But U.K. information regulators could end up fining British Airways over the breach.
BA said on Thursday evening: "British Airways is investigating, as a matter of urgency, the theft of customer data from its website, ba.com and the airline's mobile app".
"The moment we found out that actual customer data had been compromised that's when we began an all-out immediate communication to our customers, that was the priority", Alex Cruz, BA's chief executive and chairman, told BBC radio.
Under a new European Union data protection law introduced this year, companies that don't protect their customers from privacy and data breaches can be fined as much as 4 percent of their annual global revenue.
Future bookings will not be affected, BA said.
The police and relevant authorities have also been notified.
"There was a very sophisticated, malicious criminal attack on our website".

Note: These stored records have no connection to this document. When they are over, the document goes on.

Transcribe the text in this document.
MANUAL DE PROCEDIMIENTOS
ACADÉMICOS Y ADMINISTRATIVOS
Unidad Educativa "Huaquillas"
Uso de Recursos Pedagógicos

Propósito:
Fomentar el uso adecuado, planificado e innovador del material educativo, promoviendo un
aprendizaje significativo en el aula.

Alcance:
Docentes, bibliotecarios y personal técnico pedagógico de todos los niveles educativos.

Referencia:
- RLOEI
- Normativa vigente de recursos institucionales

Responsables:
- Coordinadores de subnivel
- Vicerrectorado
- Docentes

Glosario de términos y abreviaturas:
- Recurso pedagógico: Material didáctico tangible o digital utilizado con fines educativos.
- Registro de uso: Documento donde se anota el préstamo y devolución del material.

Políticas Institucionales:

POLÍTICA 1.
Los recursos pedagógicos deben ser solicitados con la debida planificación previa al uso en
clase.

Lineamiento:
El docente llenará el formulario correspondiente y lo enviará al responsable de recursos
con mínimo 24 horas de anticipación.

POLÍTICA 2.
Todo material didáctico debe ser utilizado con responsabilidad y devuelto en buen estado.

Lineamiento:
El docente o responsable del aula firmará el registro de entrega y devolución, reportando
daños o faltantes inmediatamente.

He said the company was "100% committed to compensate" customers.
Cruz said the hack was not a breach of the airline's encryption.
"Atrocious that I had to find out about this via news and twitter", he tweeted.
A spokesman for the Information Commissioner's Office said they would be making inquiries about the data theft.
Customers are being advised that should they be concerned about potentially being at risk, then they should consider changing their online passwords, monitor bank and other online accounts and be wary that fraudsters may refer to the breach in scam emails. It is now vital that the company moves quickly to ensure those affected get clear information about what has happened and what steps they should take to protect themselves.
British Airways experienced an IT-related crisis in May past year when roughly 75,000 passengers were stranded after the airline cancelled more than 700 flights over three days because of system problems. The airline said affected customers should follow their bank or provider's recommended advice.